Post by Guest on Tue 2 Dec 2014 - 11:15

US-based mathematician, Amir Aczel, made it his life’s work to find the world’s first zero. Having already discovered the first magic square inscribed on the doorway of a 10th-century Indian temple, this ‘mathematical archaeologist’ had come to know of K-127 - a stone stele first documented in 1931 that clearly held the inscription “605”. Dated to AD 683, it’s the oldest known representation of zero - a numeral that Aczel describes as the most significant of them all.

He writes at The Huffington Post:

"Zero is not only a concept of nothingness, which allows us to do arithmetic well and to algebraically define negative numbers, but it is also an important place-holding device. In that role, zero enables our base-10 number system to work, so that the same 10 numerals can be used over and over again, at different positions in a number. This is exactly what makes our number system so efficient and powerful. Without that little zero we would be stuck in the Middle Ages!"

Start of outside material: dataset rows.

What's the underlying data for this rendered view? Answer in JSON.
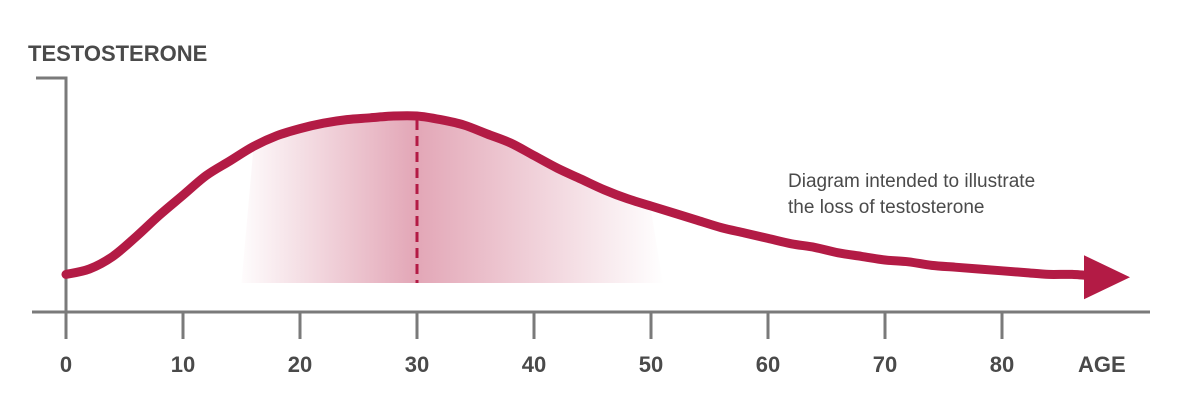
{
  "chart_data": {
    "type": "line",
    "title": "",
    "ylabel": "TESTOSTERONE",
    "xlabel": "AGE",
    "xlim": [
      0,
      92
    ],
    "ylim": [
      0,
      1
    ],
    "x_ticks": [
      0,
      10,
      20,
      30,
      40,
      50,
      60,
      70,
      80
    ],
    "grid": false,
    "series": [
      {
        "color": "#b31b45",
        "x": [
          0,
          2,
          4,
          6,
          8,
          10,
          12,
          14,
          16,
          18,
          20,
          22,
          24,
          26,
          28,
          30,
          32,
          34,
          36,
          38,
          40,
          42,
          44,
          46,
          48,
          50,
          52,
          54,
          56,
          58,
          60,
          62,
          64,
          66,
          68,
          70,
          72,
          74,
          76,
          78,
          80,
          82,
          84,
          86,
          88
        ],
        "y": [
          0.12,
          0.15,
          0.22,
          0.33,
          0.45,
          0.56,
          0.67,
          0.75,
          0.83,
          0.89,
          0.93,
          0.96,
          0.98,
          0.99,
          1.0,
          1.0,
          0.98,
          0.95,
          0.9,
          0.85,
          0.78,
          0.71,
          0.65,
          0.59,
          0.54,
          0.5,
          0.46,
          0.42,
          0.38,
          0.35,
          0.32,
          0.29,
          0.27,
          0.24,
          0.22,
          0.2,
          0.19,
          0.17,
          0.16,
          0.15,
          0.14,
          0.13,
          0.12,
          0.12,
          0.11
        ]
      }
    ],
    "peak_x": 30,
    "shaded_range": [
      15,
      51
    ],
    "annotation_lines": [
      "Diagram intended to illustrate",
      "the loss of testosterone"
    ]
  }
}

Until fairly recently, anthropologists believed that the Western number system took hold as late as the 13th century, when Italian mathematician Leonardo of Pisa (or Fibonacci) had taken what he’s learned from Arab traders and introduced it to the Europeans. Before then, the zero-less Roman system had been the standard. "With the exception of the Mayan system, whose zero glyph never left the Americas, ours is the only one known to have a numeral for zero,” Aczel writes for the Smithsonian Magazine. "Babylonians had a mark for nothingness, say some accounts, but treated it primarily as punctuation. Romans and Egyptians had no such numeral either.”

It was thought that the Arabic nations had themselves borrowed that number system from ancient civilisations on the Indian subcontinent, because of the discovery of a 9th-century zero inscribed in the Chatur-bujha temple in the city of Gwalior in India.